Archive for July, 2007

rmfo Forum Update

Tuesday, July 31st, 2007

smiley - 1049 CDT: I think I’ve narrowed down the problem to some missing tables. I’ll have Geof do another restore of the database to see if we can’t get this resolved yet. I can almost guarantee that this will happen >1700CDT (that’s after 5pm Central Time) at the earliest.

1151 CDT: I just validated the issue that mark was seeing. Indeed, the backup made at 1000 CDT on Sun 29 Jul was truncated.

1334 CDT: I’ve got a valid SQL package from Sunday morning around 0300, so I’m gonna try that …
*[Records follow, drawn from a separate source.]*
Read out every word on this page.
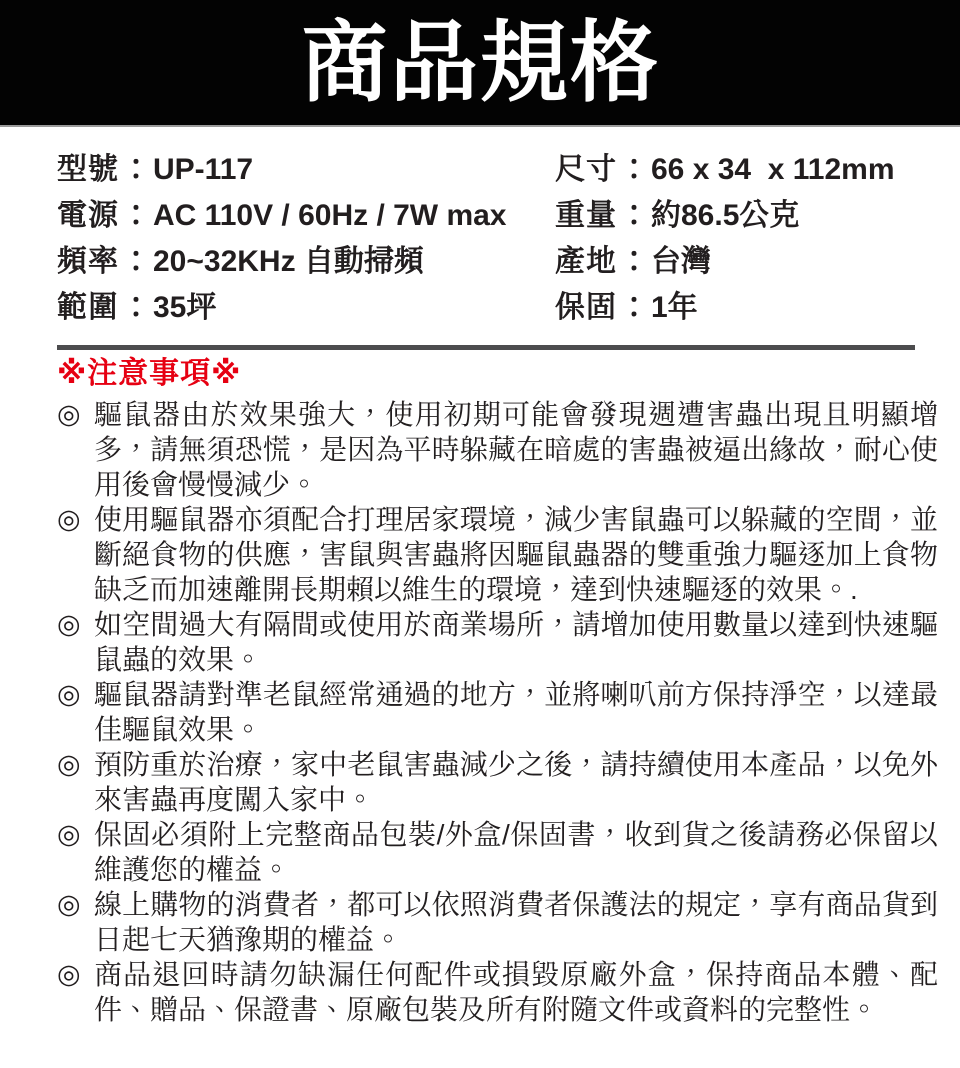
商品規格
型號：UP-117
電源：AC 110V / 60Hz / 7W max
頻率：20~32KHz 自動掃頻
範圍：35坪
尺寸：66 x 34  x 112mm
重量：約86.5公克
產地：台灣
保固：1年
※注意事項※
◎ 驅鼠器由於效果強大，使用初期可能會發現週遭害蟲出現且明顯增多，請無須恐慌，是因為平時躲藏在暗處的害蟲被逼出緣故，耐心使用後會慢慢減少。
◎ 使用驅鼠器亦須配合打理居家環境，減少害鼠蟲可以躲藏的空間，並斷絕食物的供應，害鼠與害蟲將因驅鼠蟲器的雙重強力驅逐加上食物缺乏而加速離開長期賴以維生的環境，達到快速驅逐的效果。.
◎ 如空間過大有隔間或使用於商業場所，請增加使用數量以達到快速驅鼠蟲的效果。
◎ 驅鼠器請對準老鼠經常通過的地方，並將喇叭前方保持淨空，以達最佳驅鼠效果。
◎ 預防重於治療，家中老鼠害蟲減少之後，請持續使用本產品，以免外來害蟲再度闖入家中。
◎ 保固必須附上完整商品包裝/外盒/保固書，收到貨之後請務必保留以維護您的權益。
◎ 線上購物的消費者，都可以依照消費者保護法的規定，享有商品貨到日起七天猶豫期的權益。
◎ 商品退回時請勿缺漏任何配件或損毀原廠外盒，保持商品本體、配件、贈品、保證書、原廠包裝及所有附隨文件或資料的完整性。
1346 CDT: Nothing I can do about it from here. I’ll have to try tonight when I’ve got no other constraints.

smiley - 1414 CDT: The forum is back up & running.

Done for Today

Monday, July 30th, 2007

Anything I try to do to the server at this point is going to have to be undone at a later date, so I’m going to quit while I’m ahead. :) I’m enabling backups [and moving the restore files to a new directory so that they can't be overwritten] and going to bed soon. Neither Mark nor I can figure out why the Rumor Forum won’t connect properly—but all the data is there, so it is not a crash. Ahem.

Now I will work on easing into blissful slumber…

Restoration Log

Sunday, July 29th, 2007

Okay, time to post this one-by-one as I bring stuff back online. Yes, folks, this is where you will learn what all is actually on the server. ;)

0007 CDT: allabouthem.com is back online.

0010 CDT: andrewosenga.net is back online.

0015 CDT: BrassLantern.org is back online. Stephen, let me know if your subdomains came back okay, would you? Looks like you may have moved everything into your root and out of public_html? Kinda confused.

0018 CDT: bryanallain.com is back online.

0026 CDT: [caedmonscall.net] is back online.

0028 CDT: canspice.org is back online. Brad may now resume posting about OSCON 2007 without any interference from my imposed downtime. ;)

0041 CDT: casademorrill.com is back online. I swear, I’m not going from west to east, I’m going alphabetically. It just sorta looks west-to-east, at least amongst my geek friends.

0043 CDT: ChristyNockels.com is back online, not that I’ve been paid for hosting in months. [Not that they have anything up but a splash page, either.] It’s only up as a favor to DaveJac at this point.

0045 CDT: collidingrhinos.com is up, not that we’re doing anything with it.

0047 CDT: Corner Table Online is back online.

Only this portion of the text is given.